That image makes me chortle with evil glee. Every. Time.
The Great Write Way
A place for Buffistas to discuss, beta and otherwise deal and dish on their non-fan fiction projects.
Those are handy to have around. I keep one myself. Very gentle, in general, but Rosalinda the Officious Bitch doesn't have to know that when he comes round.
"I vill nail you to the chapel door! I will pillage! I vill burn your village, er, your Toyota, and ravish your vimmin!"
I love him when he puts it on. So very funny.
(Still loving the Viking). Odd, that DH and I were having this very same talk about the general US populace having this odd sense of entitlement, that most child development people tell us we are supposed to work through and get past when we are four or five years old. News flash, the world does not revolve around mememe! The self-entitlement plus the refusal to take personal responsibility makes for a scary bunch of people. And that's what I seem to be running into more and more these days, and less of the service-to-others, my freedom ends where yours begins, do-for-others because it's right, not to put more stars in your crown in heaven.
Mmmsorry. Wrong place for a rant.
Liese, the poem is beyond lovely. It's achingly real, amazingly true, and quite beautiful.
Beautiful poem, Liese. Both language and imagery are exquisite.
So, Mme. Maitresse, do we have a new topic?
No! I haven't done my parade one yet.
Oh, go ahead. I'll post the parade one on LJ just for fun after the topic is closed. Sorry for being so uninspired.
Ooops! I had the topic at 9 a.m., and then work intervened. Ahem. My bad.
(Once again, people, feel free to suggest future drabble topics at any time. I am a benevolet despot and may glance down from my lofty throne to consider them....)
This is, I'm pretty sure, week 18. This week's challenge is: near-death experience(s)! And, for the record, they don't have to be serious -- they can be a swoony high-school sophomore who is sure his heart will stop because his new math teacher gives new meaning to the phrase "sweater girl."
Or it can be serious. All y'all know what to do by now.
A different kind of near-death experience. Gods, am I feeling sentimental these days.
--
First Great Love
Pure lust, uncommitted, is painless; caring solely for the result means no chance of loss. She's gone a different route. She favours commitment, the elusive - and perhaps illusory - texture of love in her mating. She expects loveliness.
But, young as she is, she is unprepared for the power of it. He seems so frail; she's been more his nurse than his lover. Yet, when they finally come together, the orgasm has the power of passion, nurture, and Eve's apple, darkness and light in his arms.
She stares up into his face, her body laughing, wondering if this is the edge of death.

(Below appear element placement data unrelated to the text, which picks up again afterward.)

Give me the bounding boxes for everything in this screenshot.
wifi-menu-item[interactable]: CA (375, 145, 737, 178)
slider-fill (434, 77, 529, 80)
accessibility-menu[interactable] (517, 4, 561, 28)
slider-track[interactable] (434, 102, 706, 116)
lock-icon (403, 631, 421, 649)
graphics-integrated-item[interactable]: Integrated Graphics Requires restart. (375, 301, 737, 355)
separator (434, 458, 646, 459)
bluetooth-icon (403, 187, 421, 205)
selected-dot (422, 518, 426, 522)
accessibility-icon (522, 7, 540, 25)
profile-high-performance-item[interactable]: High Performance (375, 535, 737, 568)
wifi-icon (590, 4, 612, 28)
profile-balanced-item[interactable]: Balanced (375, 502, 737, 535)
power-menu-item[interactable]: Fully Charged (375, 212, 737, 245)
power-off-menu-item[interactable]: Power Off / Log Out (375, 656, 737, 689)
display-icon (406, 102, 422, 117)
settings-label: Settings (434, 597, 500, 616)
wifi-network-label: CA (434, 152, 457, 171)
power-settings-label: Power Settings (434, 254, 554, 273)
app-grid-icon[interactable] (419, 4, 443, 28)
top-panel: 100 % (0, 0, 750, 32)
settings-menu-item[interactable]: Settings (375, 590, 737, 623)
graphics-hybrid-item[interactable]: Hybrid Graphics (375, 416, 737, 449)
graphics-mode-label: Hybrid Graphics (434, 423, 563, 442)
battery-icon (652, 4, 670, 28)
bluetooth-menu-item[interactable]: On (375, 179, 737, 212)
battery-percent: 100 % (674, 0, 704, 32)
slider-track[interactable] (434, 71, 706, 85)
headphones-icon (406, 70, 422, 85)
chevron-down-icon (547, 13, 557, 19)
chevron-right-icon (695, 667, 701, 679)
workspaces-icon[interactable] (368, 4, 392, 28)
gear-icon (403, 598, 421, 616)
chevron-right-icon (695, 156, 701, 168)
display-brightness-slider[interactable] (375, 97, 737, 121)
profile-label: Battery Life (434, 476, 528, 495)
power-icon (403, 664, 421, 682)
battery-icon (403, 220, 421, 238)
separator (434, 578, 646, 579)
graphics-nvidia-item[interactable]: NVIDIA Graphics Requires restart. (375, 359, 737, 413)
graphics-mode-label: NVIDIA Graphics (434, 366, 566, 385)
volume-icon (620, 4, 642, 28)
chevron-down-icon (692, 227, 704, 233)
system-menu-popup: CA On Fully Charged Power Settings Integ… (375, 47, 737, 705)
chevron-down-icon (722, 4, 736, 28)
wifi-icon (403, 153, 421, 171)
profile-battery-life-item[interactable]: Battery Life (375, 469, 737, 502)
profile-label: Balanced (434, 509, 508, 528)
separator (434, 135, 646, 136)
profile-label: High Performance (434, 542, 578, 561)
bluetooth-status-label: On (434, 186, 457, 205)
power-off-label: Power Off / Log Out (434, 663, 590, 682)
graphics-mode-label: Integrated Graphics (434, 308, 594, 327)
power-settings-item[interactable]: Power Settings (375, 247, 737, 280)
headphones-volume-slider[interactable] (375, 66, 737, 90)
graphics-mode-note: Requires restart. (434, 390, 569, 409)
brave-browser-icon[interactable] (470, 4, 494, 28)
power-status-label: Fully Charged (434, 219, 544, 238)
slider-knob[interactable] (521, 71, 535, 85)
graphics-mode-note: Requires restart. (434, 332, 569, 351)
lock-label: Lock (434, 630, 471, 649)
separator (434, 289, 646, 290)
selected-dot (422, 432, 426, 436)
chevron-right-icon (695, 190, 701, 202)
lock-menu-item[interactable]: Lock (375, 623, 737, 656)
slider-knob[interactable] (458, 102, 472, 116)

I took the near-death experience idea a tad more literally, but lightly all the same.
Death of a Pre-Teen Obsession
In one instant, two facts impress themselves on your mind with horrible clarity:
One: That gag in old Westerns where horses remove their riders with the assistance of a handy tree branch? Actually happens.
Two: You really don't like horses all that much.
Years later, you are retaken by the romance of the horse and contemplate signing up for riding lessons again. This fit of madness lasts only until the next rainstorm, when the nagging ache in your shoulder reminds you that horses are evil sons of bitches who know a thousand and one inventive ways to kill a person.